La providence au bord de la route


Je pars en voiture pour la retraite silencieuse avec Mooji. Direction le sud du Portugal, soit 1 200 km. Comme je reste 3 semaines ensuite à l'ashram, j'ai besoin d'emporter suffisamment de choses, et seule la voiture me donne ce confort. La seule chose, c'est que je suis seul, et je ne peux pas compter sur moi même s'il m'arrive quelque chose, vu mon état d'handicapé. Je me dis avant de partir, que le seul risque c'est une crevaison, la voiture marchant bien, malgré ses 380 000 km, suite à la réparation de cet été (une autre histoire).

Je fais environ 900 km le premier jour, terminant la journée avec un coucher de soleil aux couleurs rarement vues, s'éternisant pour les fixer dans ma mémoire. Puis la nuit vient. J'ai passé la dernière grande ville, Caceres, et il faut que je trouve un endroit tranquille pour passer la nuit. Je prends une petite route, espérant trouver ensuite un chemin tranquille pour me garer. En fait, les champs sont entourés de grillages, et les chemins caillouteux ne donnent accès à rien. Je me gare sur le bord du chemin, assez large, de façon à laisser la place à un éventuel passage. Bien m’en prit puisque ce fut le cas.

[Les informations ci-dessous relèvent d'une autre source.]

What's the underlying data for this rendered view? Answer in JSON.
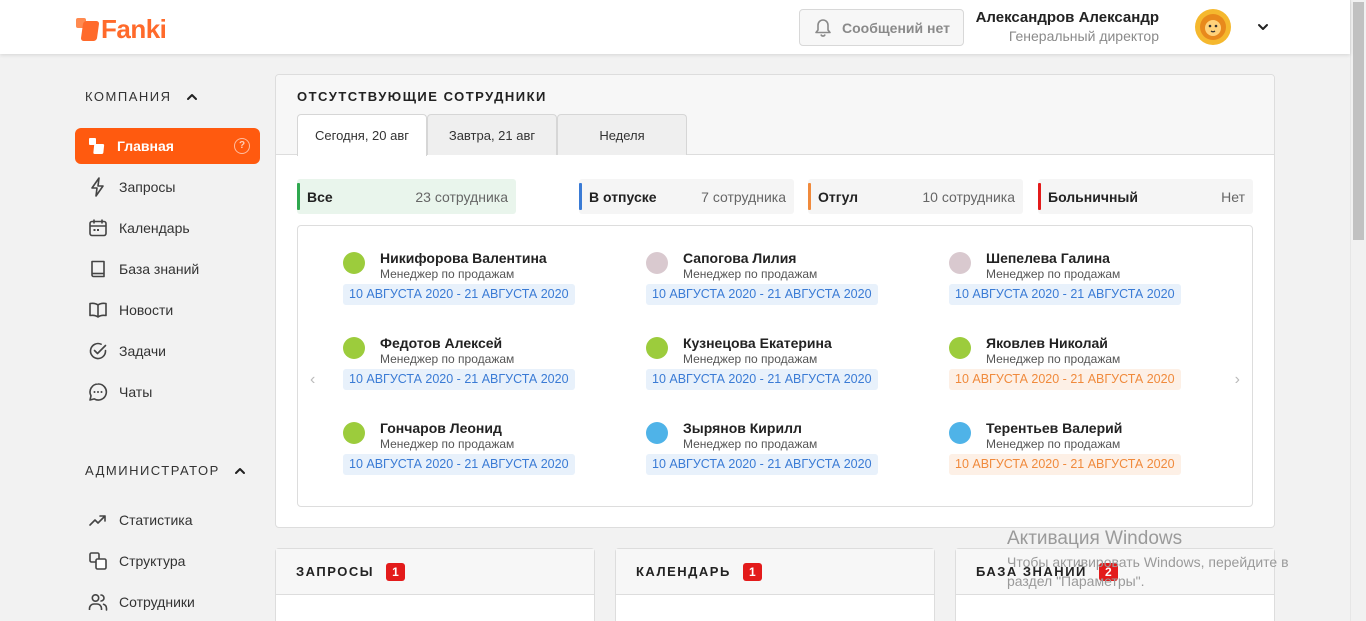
{
  "header": {
    "logo": "Fanki",
    "messages_label": "Сообщений нет",
    "user_name": "Александров Александр",
    "user_role": "Генеральный директор"
  },
  "sidebar": {
    "company_title": "КОМПАНИЯ",
    "company_items": [
      {
        "label": "Главная",
        "icon": "home-icon"
      },
      {
        "label": "Запросы",
        "icon": "lightning-icon"
      },
      {
        "label": "Календарь",
        "icon": "calendar-icon"
      },
      {
        "label": "База знаний",
        "icon": "book-icon"
      },
      {
        "label": "Новости",
        "icon": "open-book-icon"
      },
      {
        "label": "Задачи",
        "icon": "check-circle-icon"
      },
      {
        "label": "Чаты",
        "icon": "chat-icon"
      }
    ],
    "admin_title": "АДМИНИСТРАТОР",
    "admin_items": [
      {
        "label": "Статистика",
        "icon": "trend-icon"
      },
      {
        "label": "Структура",
        "icon": "structure-icon"
      },
      {
        "label": "Сотрудники",
        "icon": "users-icon"
      }
    ]
  },
  "absent": {
    "title": "ОТСУТСТВУЮЩИЕ СОТРУДНИКИ",
    "tabs": [
      "Сегодня, 20 авг",
      "Завтра, 21 авг",
      "Неделя"
    ],
    "filters": [
      {
        "label": "Все",
        "count": "23 сотрудника",
        "color": "#2fa84f"
      },
      {
        "label": "В отпуске",
        "count": "7 сотрудника",
        "color": "#3a7bd5"
      },
      {
        "label": "Отгул",
        "count": "10 сотрудника",
        "color": "#f08a3c"
      },
      {
        "label": "Больничный",
        "count": "Нет",
        "color": "#e31b1b"
      }
    ],
    "employees": [
      {
        "name": "Никифорова Валентина",
        "role": "Менеджер по продажам",
        "dates": "10 АВГУСТА 2020 - 21 АВГУСТА 2020",
        "type": "blue",
        "avatar_color": "#9ccc3c"
      },
      {
        "name": "Сапогова Лилия",
        "role": "Менеджер по продажам",
        "dates": "10 АВГУСТА 2020 - 21 АВГУСТА 2020",
        "type": "blue",
        "avatar_color": "#d9c9cf"
      },
      {
        "name": "Шепелева Галина",
        "role": "Менеджер по продажам",
        "dates": "10 АВГУСТА 2020 - 21 АВГУСТА 2020",
        "type": "blue",
        "avatar_color": "#d9c9cf"
      },
      {
        "name": "Федотов Алексей",
        "role": "Менеджер по продажам",
        "dates": "10 АВГУСТА 2020 - 21 АВГУСТА 2020",
        "type": "blue",
        "avatar_color": "#9ccc3c"
      },
      {
        "name": "Кузнецова Екатерина",
        "role": "Менеджер по продажам",
        "dates": "10 АВГУСТА 2020 - 21 АВГУСТА 2020",
        "type": "blue",
        "avatar_color": "#9ccc3c"
      },
      {
        "name": "Яковлев Николай",
        "role": "Менеджер по продажам",
        "dates": "10 АВГУСТА 2020 - 21 АВГУСТА 2020",
        "type": "orange",
        "avatar_color": "#9ccc3c"
      },
      {
        "name": "Гончаров Леонид",
        "role": "Менеджер по продажам",
        "dates": "10 АВГУСТА 2020 - 21 АВГУСТА 2020",
        "type": "blue",
        "avatar_color": "#9ccc3c"
      },
      {
        "name": "Зырянов Кирилл",
        "role": "Менеджер по продажам",
        "dates": "10 АВГУСТА 2020 - 21 АВГУСТА 2020",
        "type": "blue",
        "avatar_color": "#4fb3e8"
      },
      {
        "name": "Терентьев Валерий",
        "role": "Менеджер по продажам",
        "dates": "10 АВГУСТА 2020 - 21 АВГУСТА 2020",
        "type": "orange",
        "avatar_color": "#4fb3e8"
      }
    ]
  },
  "cards": [
    {
      "title": "ЗАПРОСЫ",
      "badge": "1"
    },
    {
      "title": "КАЛЕНДАРЬ",
      "badge": "1"
    },
    {
      "title": "БАЗА ЗНАНИЙ",
      "badge": "2"
    }
  ],
  "watermark": {
    "title": "Активация Windows",
    "text": "Чтобы активировать Windows, перейдите в раздел \"Параметры\"."
  }
}
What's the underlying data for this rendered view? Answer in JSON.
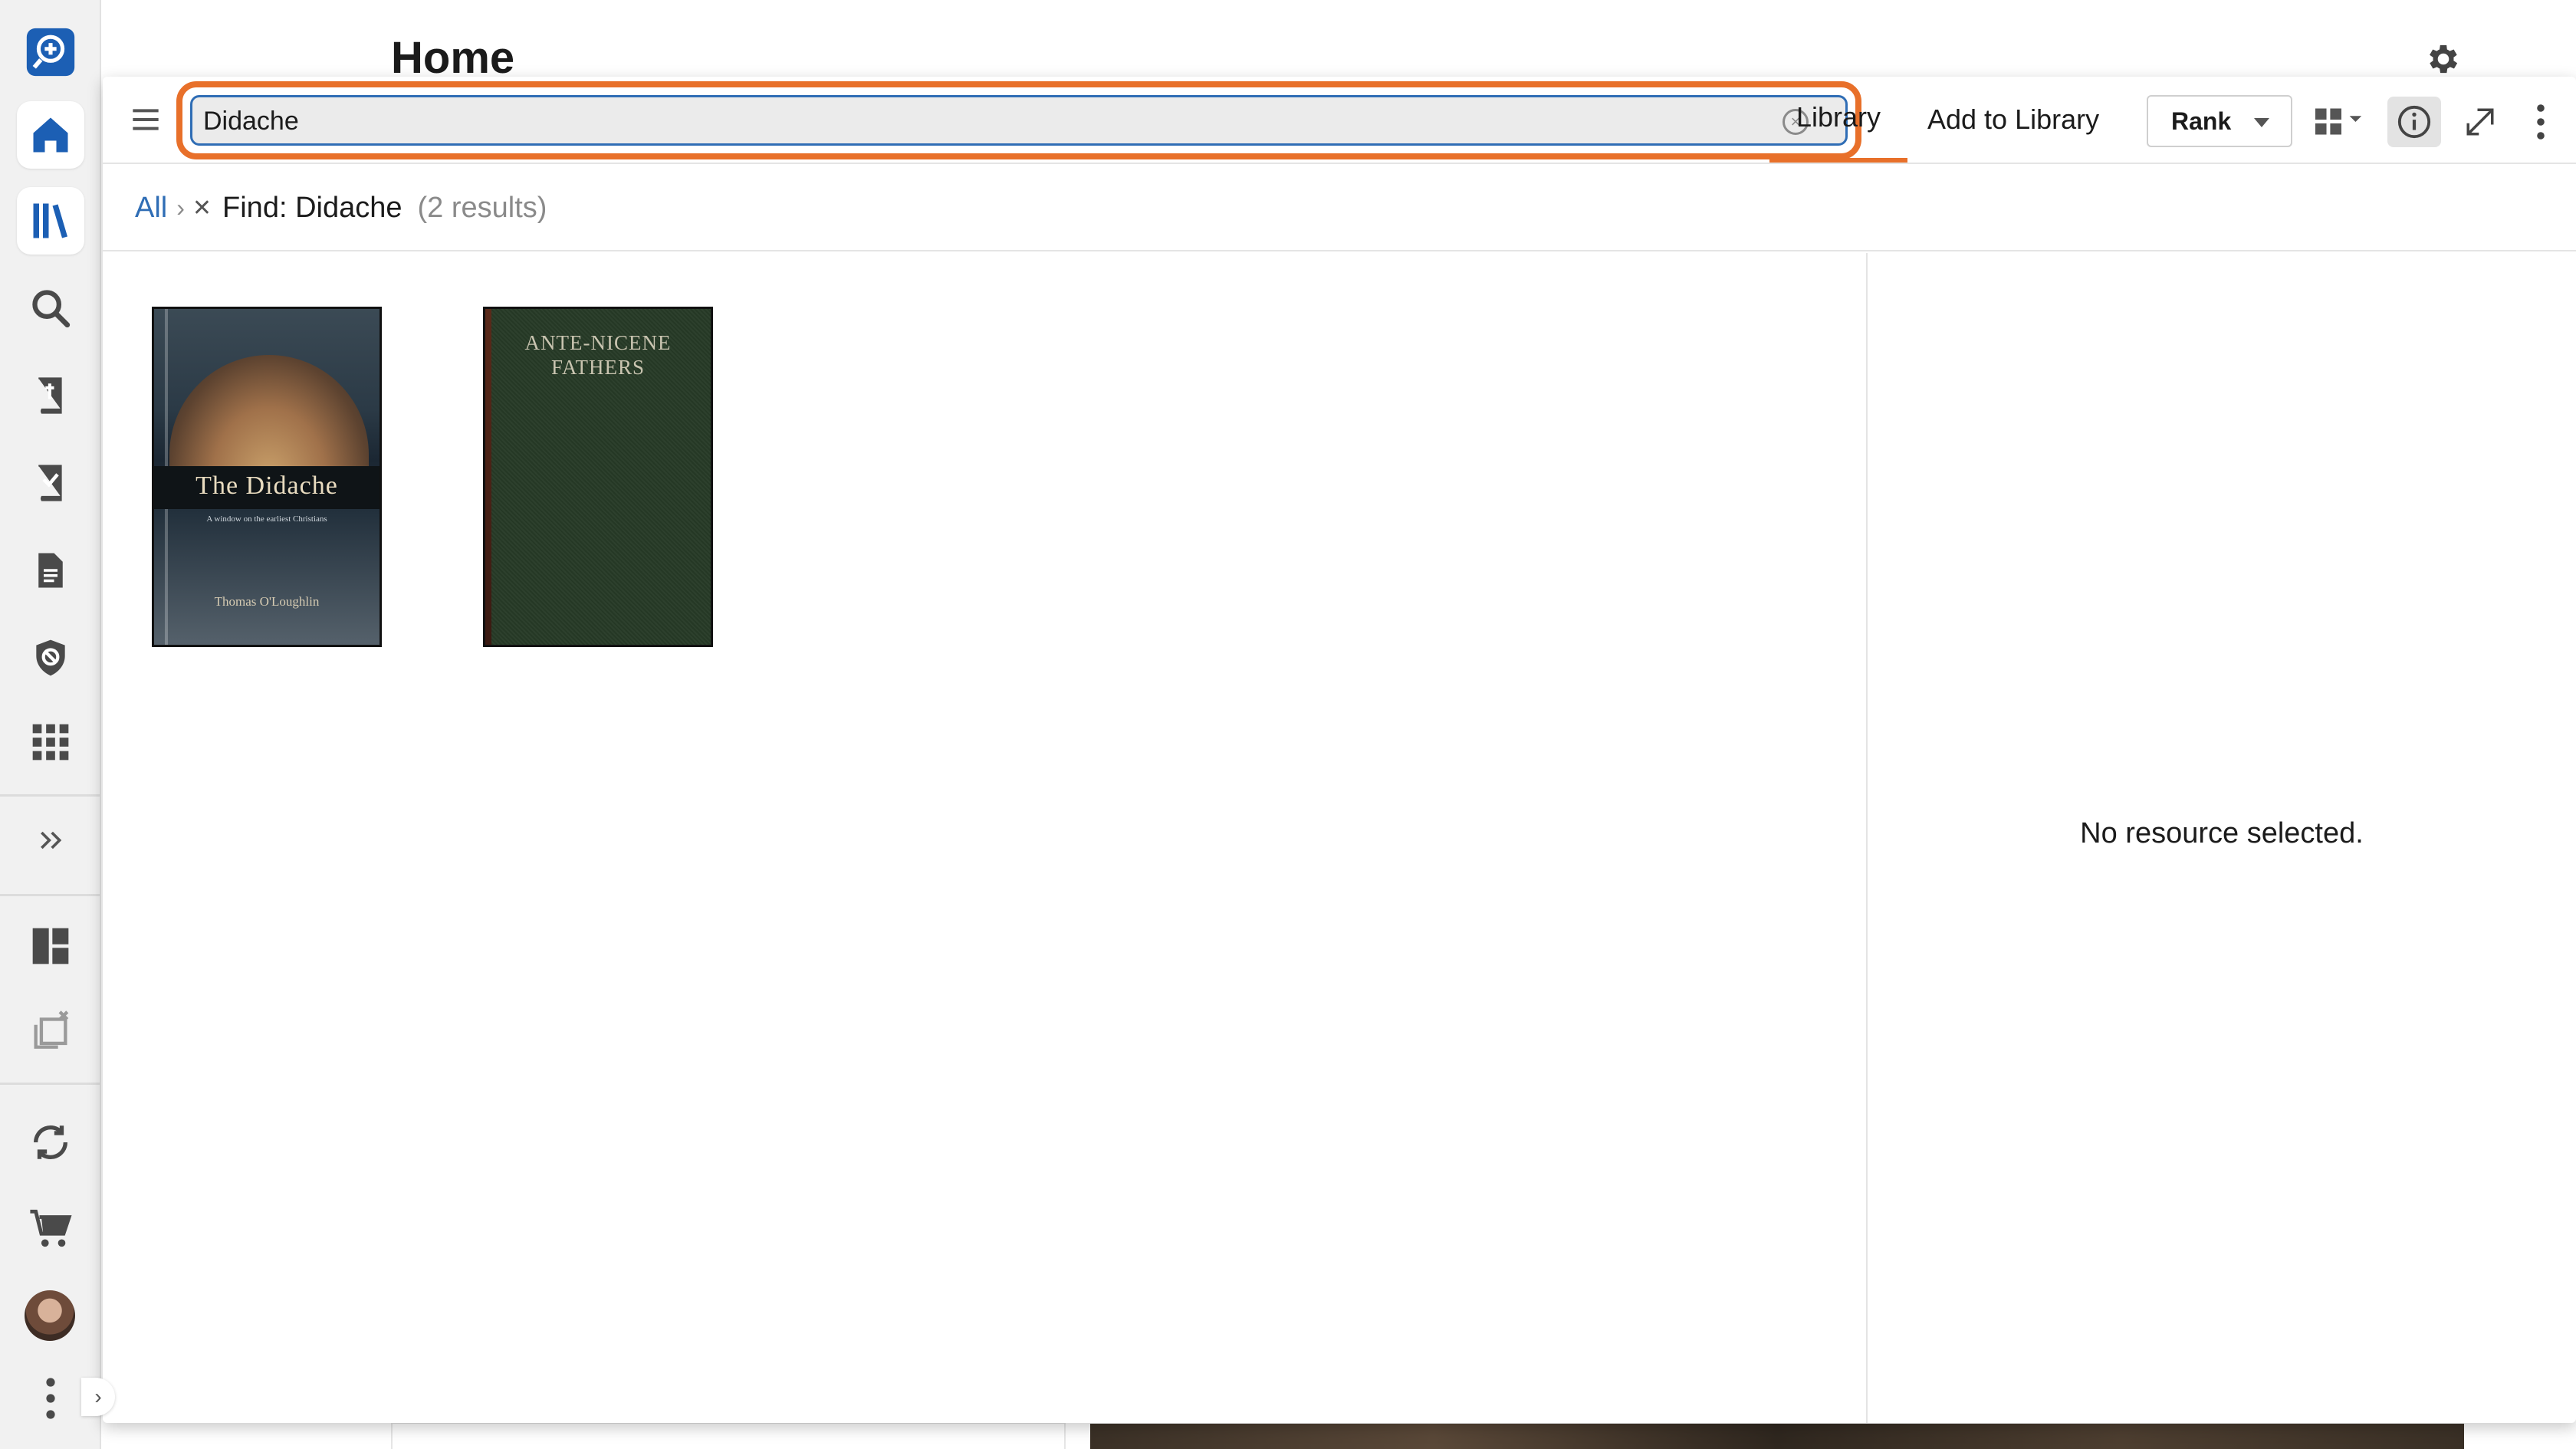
{
  "home": {
    "title": "Home"
  },
  "rail": {
    "items": [
      {
        "name": "logos-logo-icon",
        "active": false
      },
      {
        "name": "home-icon",
        "active": false
      },
      {
        "name": "library-icon",
        "active": true
      },
      {
        "name": "search-icon",
        "active": false
      },
      {
        "name": "bible-icon",
        "active": false
      },
      {
        "name": "reading-plan-icon",
        "active": false
      },
      {
        "name": "documents-icon",
        "active": false
      },
      {
        "name": "shield-icon",
        "active": false
      },
      {
        "name": "apps-grid-icon",
        "active": false
      },
      {
        "name": "expand-icon",
        "active": false
      },
      {
        "name": "dashboard-icon",
        "active": false
      },
      {
        "name": "close-panels-icon",
        "active": false
      },
      {
        "name": "sync-icon",
        "active": false
      },
      {
        "name": "cart-icon",
        "active": false
      },
      {
        "name": "avatar",
        "active": false
      },
      {
        "name": "more-vertical-icon",
        "active": false
      }
    ]
  },
  "panel": {
    "search": {
      "value": "Didache",
      "clear_icon": "clear-icon"
    },
    "tabs": [
      {
        "label": "Library",
        "active": true
      },
      {
        "label": "Add to Library",
        "active": false
      }
    ],
    "sort": {
      "selected": "Rank"
    },
    "breadcrumb": {
      "root": "All",
      "find_label": "Find: Didache",
      "count": "(2 results)"
    },
    "books": [
      {
        "title": "The Didache",
        "subtitle": "A window on the earliest Christians",
        "author": "Thomas O'Loughlin"
      },
      {
        "title_line1": "ANTE-NICENE",
        "title_line2": "FATHERS"
      }
    ],
    "detail": {
      "empty_message": "No resource selected."
    }
  },
  "colors": {
    "accent": "#e8702a",
    "link": "#2f6db5",
    "rail_active": "#1c5fb4"
  }
}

Le lendemain matin, je démarre et fais demi-tour. Très vite, je sens que la voiture tire à droite, ce n’est pas normal. Je pense à une crevaison. Je m’arrête et fais le tour des pneus. Effectivement la roue avant droite est à plat. Je suis dans un désert et ne peux rester ici. Je reprends la petite route de campagne, fais environ deux km avant de rejoindre la grand-route. Me souvenant d’avoir vu une station-service hier soir, je repars dans l’autre sens en roulant tout doucement. Cela me fait mal de sentir ce pneu crevé et de rouler avec, mais je n’ai pas le choix, seul je ne peux rien faire. Au bout de deux km je vois la station-service et m’y arrête. Un homme jeune sort et veut me servir de l’essence. Il ne parle pas français, ni moi espagnol. Je lui montre le pneu et mon bras handicapé, lui faisant comprendre que j’ai besoin d’aide. C’est alors qu’il me dit qu’il n’est pas mécanicien et ne peut pas m’aider. Je réponds qu’il s’agit juste de changer une roue, que ce n’est pas compliqué. Malgré son envie manifeste de ne pas m’aider, et son leit-motiv qu’il n’est pas mécanicien, il finit par sortir la roue de secours et le cric, tout en expirant son rejet total de la situation. Je vois bien qu’il n’a pas du changer souvent des roues crevées vu comment il s’y prend. Il a du mal avec les écrous qui semblent serrés forts, je lui montre comment faire en s’aidant des pieds. Puis il y a des écrous où l’outil ne rentre pas. Je ne comprends pas pourquoi, et il me montre, en soufflant comme un taureau, que ça ne peut pas aller. La situation semble bloquée. C’est alors qu’arrive une fourgonnette avec deux hommes. Ils viennent voir, se proposent tout de suite d’aider, parlent français et espagnol. Ils disent que là où ça ne se dévissent pas, c’est parce qu’il y a des caches, ce que je ne savais pas ni ne voyais, tout comme le pompiste.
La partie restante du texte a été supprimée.